The cracklin sandwich is a Cajun sandwich whose entire premise is texture over everything else. Cracklins are pork skin with a layer of fat and sometimes meat still attached, rendered and fried until the skin blisters hard and the fat underneath turns to something between crisp and chewy. Put on a length of Louisiana French bread, that is the whole sandwich: an intensely savory, salty, fatty crunch with a loaf around it, and the loaf is chosen specifically because it cannot compete.

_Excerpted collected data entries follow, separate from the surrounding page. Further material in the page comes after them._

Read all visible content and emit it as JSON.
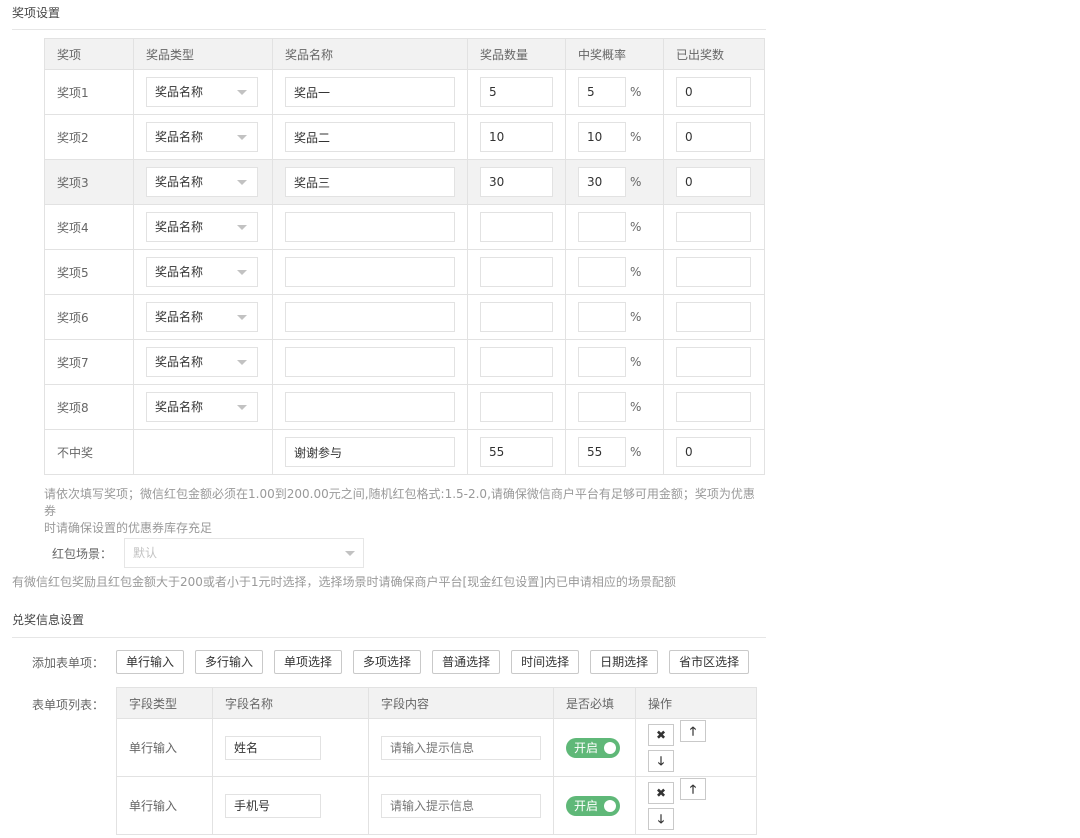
{
  "prize_section": {
    "title": "奖项设置",
    "headers": [
      "奖项",
      "奖品类型",
      "奖品名称",
      "奖品数量",
      "中奖概率",
      "已出奖数"
    ],
    "percent_sign": "%",
    "rows": [
      {
        "label": "奖项1",
        "type": "奖品名称",
        "name": "奖品一",
        "qty": "5",
        "prob": "5",
        "issued": "0",
        "highlight": false
      },
      {
        "label": "奖项2",
        "type": "奖品名称",
        "name": "奖品二",
        "qty": "10",
        "prob": "10",
        "issued": "0",
        "highlight": false
      },
      {
        "label": "奖项3",
        "type": "奖品名称",
        "name": "奖品三",
        "qty": "30",
        "prob": "30",
        "issued": "0",
        "highlight": true
      },
      {
        "label": "奖项4",
        "type": "奖品名称",
        "name": "",
        "qty": "",
        "prob": "",
        "issued": "",
        "highlight": false
      },
      {
        "label": "奖项5",
        "type": "奖品名称",
        "name": "",
        "qty": "",
        "prob": "",
        "issued": "",
        "highlight": false
      },
      {
        "label": "奖项6",
        "type": "奖品名称",
        "name": "",
        "qty": "",
        "prob": "",
        "issued": "",
        "highlight": false
      },
      {
        "label": "奖项7",
        "type": "奖品名称",
        "name": "",
        "qty": "",
        "prob": "",
        "issued": "",
        "highlight": false
      },
      {
        "label": "奖项8",
        "type": "奖品名称",
        "name": "",
        "qty": "",
        "prob": "",
        "issued": "",
        "highlight": false
      },
      {
        "label": "不中奖",
        "type": null,
        "name": "谢谢参与",
        "qty": "55",
        "prob": "55",
        "issued": "0",
        "highlight": false
      }
    ],
    "note_line1": "请依次填写奖项；微信红包金额必须在1.00到200.00元之间,随机红包格式:1.5-2.0,请确保微信商户平台有足够可用金额；奖项为优惠券",
    "note_line2": "时请确保设置的优惠券库存充足"
  },
  "redpacket": {
    "label": "红包场景：",
    "select_value": "默认",
    "note": "有微信红包奖励且红包金额大于200或者小于1元时选择，选择场景时请确保商户平台[现金红包设置]内已申请相应的场景配额"
  },
  "redeem_section": {
    "title": "兑奖信息设置",
    "add_label": "添加表单项：",
    "buttons": [
      "单行输入",
      "多行输入",
      "单项选择",
      "多项选择",
      "普通选择",
      "时间选择",
      "日期选择",
      "省市区选择"
    ],
    "list_label": "表单项列表：",
    "headers": [
      "字段类型",
      "字段名称",
      "字段内容",
      "是否必填",
      "操作"
    ],
    "rows": [
      {
        "type": "单行输入",
        "name": "姓名",
        "content_placeholder": "请输入提示信息",
        "required": "开启"
      },
      {
        "type": "单行输入",
        "name": "手机号",
        "content_placeholder": "请输入提示信息",
        "required": "开启"
      }
    ]
  },
  "icons": {
    "delete": "close-icon",
    "up": "arrow-up-icon",
    "down": "arrow-down-icon"
  },
  "colors": {
    "toggle_on": "#5fb878",
    "header_bg": "#f2f2f2",
    "border": "#e2e2e2"
  }
}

The craft is in the rendering and in the bread's restraint. Good cracklins are cooked in stages, low to render the fat and then hot to seize the skin into a brittle crackle, so each piece carries a hard shell over a soft, rich interior; done badly they go either greasy or tooth-breaking. For a sandwich they are usually chopped or lightly crushed so the shards lie flat and a bite gets skin, fat, and salt together rather than one rolling piece that pushes everything else out. The bread is the thin-crusted, airy Acadiana French loaf, near hollow inside, which matters because it shatters cleanly on the bite and never fights the cracklin or absorbs the rendered fat into something soggy. There is almost no dressing by design: maybe a smear of mustard or a few pickles or a shake of cayenne, just enough acid or heat to cut fat that is otherwise relentless. This is a meat-market and roadside sandwich, cracklins fried in a black pot out front, scooped warm onto bread, and handed over with nothing fussy added.
It does not branch into much, and the things near it, the boudin link split into bread, the broader regional pork shelf, are their own sandwiches and deserve their own articles rather than being crowded in here.